This Tuesday, June 26th the Enzian Theater in Maitland is showing Paul Verhoeven’s 1997 classic Starship Troopers. Like every film in the Enzian’s Cult Classic series the admission is $5 and they screen a 35mm print (none of that digital nonsense).
Fifteen years ago Paul Verhoeven’s adaptation of Robert Heinlein’s Starship Troopers hit theaters. Arriving post-Showgirls, Starship Troopers was another financial failure for the Dutch director, only bringing in half of its $105 million budget. The critiques leveled at Verhoeven ranged from favorable to labeling him a “fascist,” a comment the director vehemently denies in the DVD’s audio commentary (“It is not fascist!!!”). Verhoeven only directed one more American movie before returning to his native Netherlands, joining the Jesus Seminar and returning to Dutch cinema. It is unfortunate, especially since Verhoeven’s perspective, exhibited in such films as Robocop or Showgirls (yes, the film is intelligent and a strong criticism of American sexuality), is fresh and unique. Seldom does a director work within a foreign culture, lambast it and receive accolades for doing so.

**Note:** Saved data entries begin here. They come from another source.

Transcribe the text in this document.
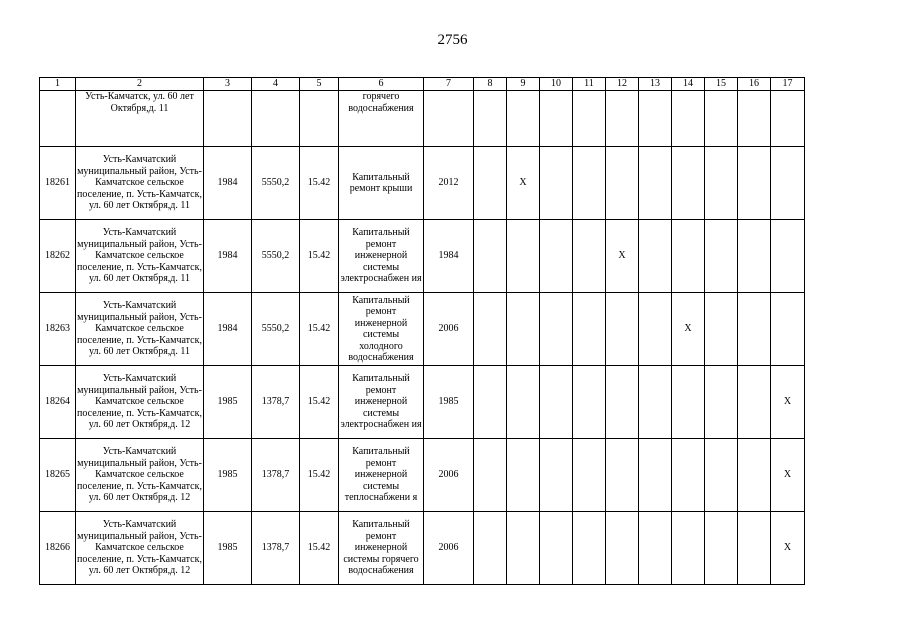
2756
1	2	3	4	5	6	7	8	9	10	11	12	13	14	15	16	17
	Усть-Камчатск, ул. 60 лет Октября,д. 11				горячего водоснабжения											
18261	Усть-Камчатский муниципальный район, Усть-Камчатское сельское поселение, п. Усть-Камчатск, ул. 60 лет Октября,д. 11	1984	5550,2	15.42	Капитальный ремонт крыши	2012		X								
18262	Усть-Камчатский муниципальный район, Усть-Камчатское сельское поселение, п. Усть-Камчатск, ул. 60 лет Октября,д. 11	1984	5550,2	15.42	Капитальный ремонт инженерной системы электроснабжен ия	1984					X					
18263	Усть-Камчатский муниципальный район, Усть-Камчатское сельское поселение, п. Усть-Камчатск, ул. 60 лет Октября,д. 11	1984	5550,2	15.42	Капитальный ремонт инженерной системы холодного водоснабжения	2006							X			
18264	Усть-Камчатский муниципальный район, Усть-Камчатское сельское поселение, п. Усть-Камчатск, ул. 60 лет Октября,д. 12	1985	1378,7	15.42	Капитальный ремонт инженерной системы электроснабжен ия	1985										X
18265	Усть-Камчатский муниципальный район, Усть-Камчатское сельское поселение, п. Усть-Камчатск, ул. 60 лет Октября,д. 12	1985	1378,7	15.42	Капитальный ремонт инженерной системы теплоснабжени я	2006										X
18266	Усть-Камчатский муниципальный район, Усть-Камчатское сельское поселение, п. Усть-Камчатск, ул. 60 лет Октября,д. 12	1985	1378,7	15.42	Капитальный ремонт инженерной системы горячего водоснабжения	2006										X
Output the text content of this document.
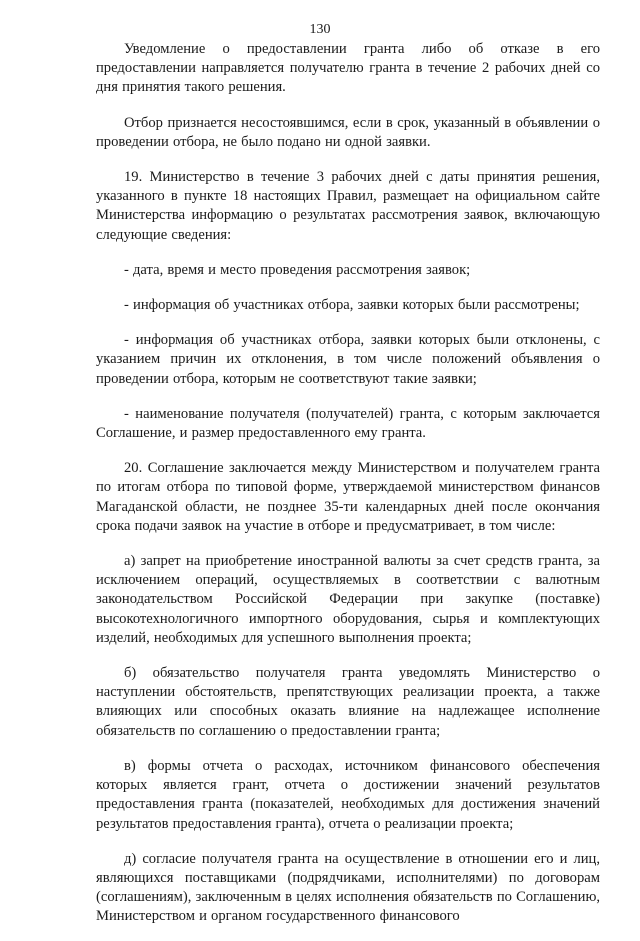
130

Уведомление о предоставлении гранта либо об отказе в его предоставлении направляется получателю гранта в течение 2 рабочих дней со дня принятия такого решения.

Отбор признается несостоявшимся, если в срок, указанный в объявлении о проведении отбора, не было подано ни одной заявки.

19. Министерство в течение 3 рабочих дней с даты принятия решения, указанного в пункте 18 настоящих Правил, размещает на официальном сайте Министерства информацию о результатах рассмотрения заявок, включающую следующие сведения:

- дата, время и место проведения рассмотрения заявок;

- информация об участниках отбора, заявки которых были рассмотрены;

- информация об участниках отбора, заявки которых были отклонены, с указанием причин их отклонения, в том числе положений объявления о проведении отбора, которым не соответствуют такие заявки;

- наименование получателя (получателей) гранта, с которым заключается Соглашение, и размер предоставленного ему гранта.

20. Соглашение заключается между Министерством и получателем гранта по итогам отбора по типовой форме, утверждаемой министерством финансов Магаданской области, не позднее 35-ти календарных дней после окончания срока подачи заявок на участие в отборе и предусматривает, в том числе:

а) запрет на приобретение иностранной валюты за счет средств гранта, за исключением операций, осуществляемых в соответствии с валютным законодательством Российской Федерации при закупке (поставке) высокотехнологичного импортного оборудования, сырья и комплектующих изделий, необходимых для успешного выполнения проекта;

б) обязательство получателя гранта уведомлять Министерство о наступлении обстоятельств, препятствующих реализации проекта, а также влияющих или способных оказать влияние на надлежащее исполнение обязательств по соглашению о предоставлении гранта;

в) формы отчета о расходах, источником финансового обеспечения которых является грант, отчета о достижении значений результатов предоставления гранта (показателей, необходимых для достижения значений результатов предоставления гранта), отчета о реализации проекта;

д) согласие получателя гранта на осуществление в отношении его и лиц, являющихся поставщиками (подрядчиками, исполнителями) по договорам (соглашениям), заключенным в целях исполнения обязательств по Соглашению, Министерством и органом государственного финансового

Even with its economic shortcomings Starship Troopers managed to eke out a profit through home video and overseas revenues. It spawned a few direct-to-video sequels (which Verhoeven did not direct) and an animated series. Yet Verhoeven’s commentary about America overshadows any portion of this franchise, except for the overwhelmingly graphic violence; supposedly there are 128 human deaths in Starship Troopers and even more bugs die. But what is so great about Verhoeven’s adaptation is that Heinlein’s original is staunchly conservative. The fascist culture in Verhoeven’s version is a vehicle for exploring America’s hegemonic ambitions whereas Heinlein thought bestowing civil rights based on military service was a good idea, taking a warped view of Plato’s Republic and reappropriating it for the 20th century. It is probably a good thing Heinlein died years before Starship Troopers hit theaters because he probably would have flipped out.
That is one of the best jokes in Starship Troopers—it turns the author’s original intention on its head. Sure, Verhoeven keeps Heinlein’s social parameters, but he turns them into a comedic device. Starship Troopers is a film filled with violence and nudity but devoid of profanity, poking fun at the authoritarianism imbedded in the novel and using it as a device for anti-establishment criticism. It makes fun of America’s “peace through superior firepower” ideology, showing that answering violence with violence just perpetuates violence; it also shows how Americans allow this mindset to prevail by accepting imperialism as entertainment. This is why all the lead protagonists in Starship Troopers (except for Neil Patrick Harris) are generally regarded as terrible actors—this was intentional, showing how absurd America’s propaganda machine truly is. Why would anybody care about a war or changing America’s trajectory when they can watch Melrose Place or Beverly Hills 90210 (the original, not that reboot from a few years back)?
It is no secret science fiction, when used correctly and intelligently, is a vehicle for social and political criticism. Look at Star Trek: The Next Generation, a show about the 24th century but in actuality an exploration of contemporary issues (in addition to the timeless discussion of the human condition). The episode ‘Ethics,’ where Worf (Michael Dorn) is crippled and asks Riker (Jonathan Frakes) for help killing himself, is obviously discussing Dr. Jack Kevorkian and his suicide machine but under the guise of space problems. In a time when television’s top ten shows included Full House, Roseanne and Home Improvement (1992), Star Trek: The Next Generation was discussing assisted suicide, censorship, fascism, and countless other issues about being human in the 20th century. While Starship Troopers is much more violent and action packed than Star Trek the common link is science fiction’s ability to transcend genre and make a bold statement and nothing beats watching that pronouncement on a two story movie screen.
Even if you ignore Verhoeven’s political and social messages, Starship Troopers is a fun movie, filled with action, high quality special effects and more violence than both Total Recall and Robocop. One thing Verhoeven can do is craft a solid, thrilling film–regardless of his politics–and seeing that on the silver screen is worth the five dollars.